In line with that is the multilateral aid review. We have to examine all the partners through which we operate. Are they delivering value for money? Are their objectives aligned with ours? Are they efficient? Are they still a useful operating model? All that has to take place. At the same time, there will be some conditioning as a consequence of the security and defence review, which will guide policy in those areas of the world where our concern is greatest. Our spending portfolio will have to evolve. We will have to do development differently and integrate climate change into everything we do. We have to be climate smart in all our projects and all our doings. These are things we will develop over the next few years.
My hon. and learned Friend the Member for Sleaford and North Hykeham quite properly drew attention to data, and was joined in that by the hon. Member for Liverpool, West Derby (Stephen Twigg), my hon. Friend the Member for South Ribble (Seema Kennedy) and the hon. Members for Ceredigion (Mr Williams) and for East Kilbride, Strathaven and Lesmahagow (Dr Cameron). We are alive to that concern, as is the document, which speaks of the need for a data revolution. That process has already begun. Our former colleague, Lynne Featherstone, when Parliamentary Under-Secretary, hosted a conference on data. We recognise the huge deficit and the need to make an enormous effort to address the matter. The question of the indicators is still open. We do not expect them to be finalised and published until next March. It might be of some comfort if I say that the national statistician, John Pullinger, is chairing the committee, and I am confident that the indicators will be focused and will enable us to make the appropriate measurements.
I had a very different take on the outcome of Addis Ababa from my hon. and learned Friend. I thought it was a triumph, particularly because it went beyond aid. I share his disappointment at the inability of other G20 and G8 nations to step up to the plate and deliver on the 0.7% target, but my understanding is that at Addis Ababa the EU made a time-bound pledge in respect of the least-developed countries. Its strength, however, lay in its going beyond aid—to questions of harnessing the private sector, of harnessing countries’ resources and of tax reform and widening the tax base. These important issues all came out of it.
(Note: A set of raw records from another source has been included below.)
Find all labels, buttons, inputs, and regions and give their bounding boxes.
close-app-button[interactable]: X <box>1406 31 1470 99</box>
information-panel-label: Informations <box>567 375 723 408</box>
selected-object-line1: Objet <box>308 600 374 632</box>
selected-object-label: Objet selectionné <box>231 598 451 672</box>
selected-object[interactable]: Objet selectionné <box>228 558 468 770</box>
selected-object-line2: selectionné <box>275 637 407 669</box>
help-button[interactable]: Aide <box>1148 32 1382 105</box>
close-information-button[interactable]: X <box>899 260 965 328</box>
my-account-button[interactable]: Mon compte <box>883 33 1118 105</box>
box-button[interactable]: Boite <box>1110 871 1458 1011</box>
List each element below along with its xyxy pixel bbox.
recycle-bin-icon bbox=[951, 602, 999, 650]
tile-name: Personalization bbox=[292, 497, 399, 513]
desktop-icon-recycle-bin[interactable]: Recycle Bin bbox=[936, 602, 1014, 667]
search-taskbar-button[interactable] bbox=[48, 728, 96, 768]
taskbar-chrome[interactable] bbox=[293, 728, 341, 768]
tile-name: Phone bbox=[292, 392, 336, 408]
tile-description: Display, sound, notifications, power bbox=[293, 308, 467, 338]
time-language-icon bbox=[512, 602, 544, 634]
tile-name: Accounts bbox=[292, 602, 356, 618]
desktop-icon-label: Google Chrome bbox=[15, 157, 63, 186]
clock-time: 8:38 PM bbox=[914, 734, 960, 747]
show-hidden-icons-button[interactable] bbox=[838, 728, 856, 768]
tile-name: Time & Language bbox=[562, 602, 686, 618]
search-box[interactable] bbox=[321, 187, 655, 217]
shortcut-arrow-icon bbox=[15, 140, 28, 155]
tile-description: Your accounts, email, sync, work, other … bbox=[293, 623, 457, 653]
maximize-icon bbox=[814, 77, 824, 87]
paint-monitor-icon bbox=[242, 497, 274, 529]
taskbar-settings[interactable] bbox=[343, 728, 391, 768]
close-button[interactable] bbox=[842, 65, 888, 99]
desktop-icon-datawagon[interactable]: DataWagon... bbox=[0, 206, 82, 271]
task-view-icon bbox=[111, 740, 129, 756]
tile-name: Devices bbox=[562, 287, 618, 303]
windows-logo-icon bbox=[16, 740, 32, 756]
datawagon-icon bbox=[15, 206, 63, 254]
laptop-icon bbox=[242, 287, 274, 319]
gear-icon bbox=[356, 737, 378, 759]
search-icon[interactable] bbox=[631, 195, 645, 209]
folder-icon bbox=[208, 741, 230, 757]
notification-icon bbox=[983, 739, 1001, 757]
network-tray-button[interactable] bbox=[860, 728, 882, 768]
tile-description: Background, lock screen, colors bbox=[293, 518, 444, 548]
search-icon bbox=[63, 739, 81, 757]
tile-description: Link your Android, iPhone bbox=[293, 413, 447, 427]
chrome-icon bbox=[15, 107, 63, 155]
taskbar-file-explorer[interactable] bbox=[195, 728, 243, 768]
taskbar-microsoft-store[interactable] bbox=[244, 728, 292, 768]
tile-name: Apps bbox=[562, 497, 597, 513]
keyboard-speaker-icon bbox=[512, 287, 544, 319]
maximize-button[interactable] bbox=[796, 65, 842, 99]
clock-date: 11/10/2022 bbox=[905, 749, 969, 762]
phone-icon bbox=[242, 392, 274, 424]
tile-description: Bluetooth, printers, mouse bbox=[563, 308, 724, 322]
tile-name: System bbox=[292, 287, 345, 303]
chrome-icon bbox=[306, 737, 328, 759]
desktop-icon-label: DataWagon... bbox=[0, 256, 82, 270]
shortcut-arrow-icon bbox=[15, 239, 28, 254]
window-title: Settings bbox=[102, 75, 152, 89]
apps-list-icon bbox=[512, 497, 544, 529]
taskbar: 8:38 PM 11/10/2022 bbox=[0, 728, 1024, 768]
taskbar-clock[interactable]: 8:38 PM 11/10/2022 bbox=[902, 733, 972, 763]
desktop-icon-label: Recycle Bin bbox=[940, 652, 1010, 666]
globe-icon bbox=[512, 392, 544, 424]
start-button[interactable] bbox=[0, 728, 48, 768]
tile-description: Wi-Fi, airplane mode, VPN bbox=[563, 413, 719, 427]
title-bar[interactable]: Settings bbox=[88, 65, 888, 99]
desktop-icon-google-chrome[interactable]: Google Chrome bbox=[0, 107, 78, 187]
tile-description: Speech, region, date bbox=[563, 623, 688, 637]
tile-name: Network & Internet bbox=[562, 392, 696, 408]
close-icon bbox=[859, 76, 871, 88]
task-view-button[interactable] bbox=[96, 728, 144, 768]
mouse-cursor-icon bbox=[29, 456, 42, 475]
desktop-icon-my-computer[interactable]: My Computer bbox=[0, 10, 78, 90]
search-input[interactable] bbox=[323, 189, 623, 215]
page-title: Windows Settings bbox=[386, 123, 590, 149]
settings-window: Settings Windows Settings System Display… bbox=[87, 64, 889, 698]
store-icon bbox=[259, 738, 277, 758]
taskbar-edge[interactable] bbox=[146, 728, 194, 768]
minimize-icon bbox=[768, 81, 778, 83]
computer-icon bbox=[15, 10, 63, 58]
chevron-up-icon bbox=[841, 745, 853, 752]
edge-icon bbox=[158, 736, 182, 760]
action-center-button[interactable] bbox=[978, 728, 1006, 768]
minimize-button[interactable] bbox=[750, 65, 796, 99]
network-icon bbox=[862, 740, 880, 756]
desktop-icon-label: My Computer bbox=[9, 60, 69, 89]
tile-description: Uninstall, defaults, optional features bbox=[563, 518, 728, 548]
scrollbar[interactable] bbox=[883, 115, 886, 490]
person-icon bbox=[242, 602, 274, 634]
The hon. Member for Liverpool, West Derby, as well as the hon. Member for Hornsey and Wood Green (Catherine West) in an intervention on him, asked about the transfer of the aid budget to dealing with the refugees. I can reassure the House that there is no change in the definition of ODA, and no cut is being made to make money available for refugees, but clearly there are always opportunity costs: money spent in one way is not available to be spent in another. That is a perfectly proper evaluation for the Government to have made.
I have already addressed the issues raised by my hon. Friend the Member for Bracknell. The hon. Member for Glasgow North (Patrick Grady) asked about the national interest. I do not see a disparity between our national interest and how we deploy our official development aid. I regard the way that we spend it as an investment in pursuit of our national interest. We want to live in a safer, more stable and more prosperous world. That is in our national interest, and I believe we should pursue it.
I will certainly pass on what I took to be the application by the hon. Member for Glasgow North to be included in the delegation to UNGA. I do not know how the delegation is being made up; all I can say is that I know that I am not going.